Este es el caso peruano, luego del análisis de las
normas correspondientes, así como al parecer, con
las precisiones y comparaciones que sean necesarias de realizar,
el de Finlandia (con sus Consejos Regionales y Municipalidades),
Dinamarca y el de Suecia(8)
que tiene a los condados que funcionan como especie de regiones
y a los municipios, donde, por citar un ejemplo, el Consejo
de la ciudad de Estocolmo cuenta con 101 miembros que deciden
sobre las normas aplicables a la referida ciudad.
b.2. Estado Municipal o Local, donde sólo existen
municipios o Gobiernos Locales (GGLL), no existiendo nivel
intermedio de gobierno, o al menos si éste existe
no es elegido democráticamente por el pueblo o no
tiene las mismas facultades normativas y funcionales que
los GGLL. Las normas que emiten los municipios de este tipo
de Estados, en muchos casos tienen rango de ley en sus jurisdicciones.

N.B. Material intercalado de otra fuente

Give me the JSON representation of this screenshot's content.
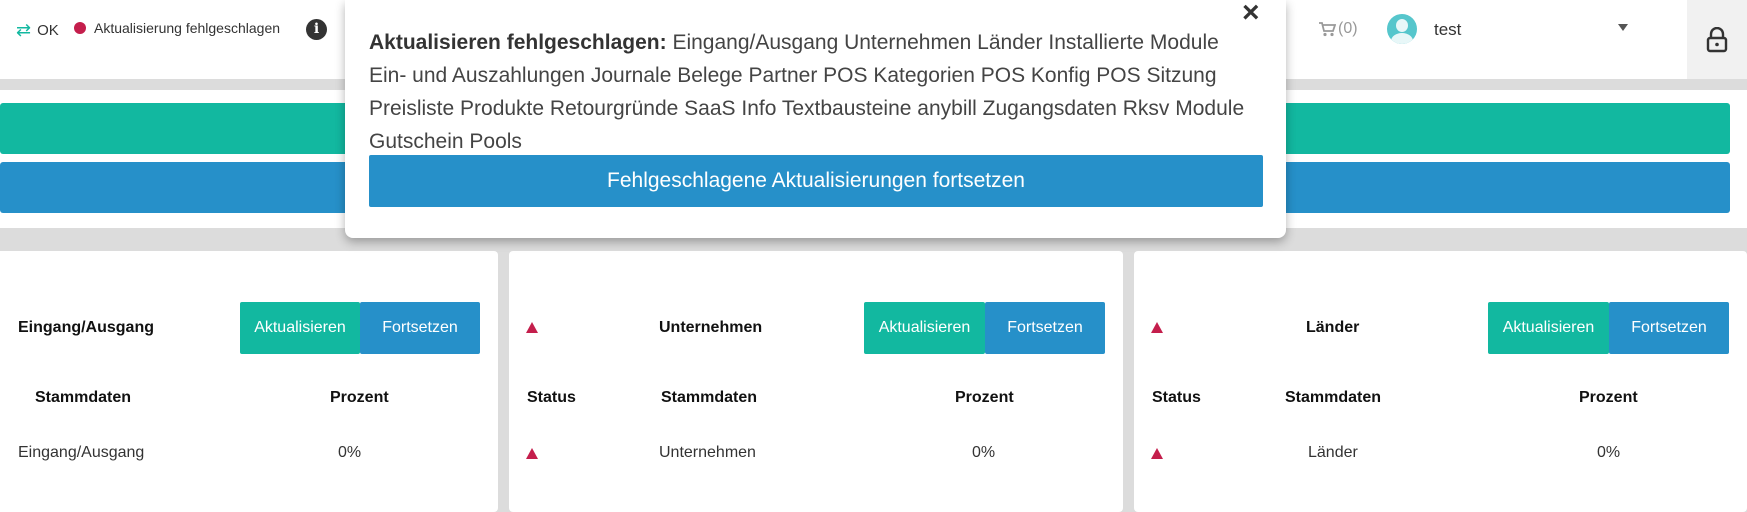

Generalmente caen en este tipo de Estado aquellos de corta
extensión geográfica como Liechtenstein (con
sus once comunidades), Andorra, Antigua y Barbuda, las Bahamas,
Barbados, Bélice, Bermuda, Bhutan, Cabo Verde, Macedonia,
Puerto Rico, San Marino, Luxemburgo, Islandia(9),
Irlanda(10)
(en muchos sentidos), y Estonia. Podríamos decir,
comparativamente hablando, que mientras que no se determine
con claridad cuál es la autoridad intermedia en el
Ecuador y su rango de competencias y funciones, así
como el grado de autonomía que posee, aún
podríamos seguir clasificándolo como un Estado
Local, con aspiraciones de Regional.
b.3. Estado Federal, donde existe un Gobierno Federal y
una serie de Estados federados-miembros, cada uno de los
cuales posee autonomía constitucional, tal como lo
analizamos líneas atrás. Este tipo de Estado
se puede dividir en Estado Federal Simple y Complejo, dependiendo
de la organización nacional que posea, de cara a
las específicas divisiones que se hayan establecido
en el territorio por motivo de las nacionalidades, o los
elementos que conforman a éstas, tales como el idioma,
la religión o la pertenencia étnica. En el
Estado Federal Complejo podemos ubicar al Reino Unido que
agrupa a cuatro naciones, que son consideradas como países
individuales para diversos efectos y certámenes internacionales,
a la vez que cada uno tiene un régimen de “devolución”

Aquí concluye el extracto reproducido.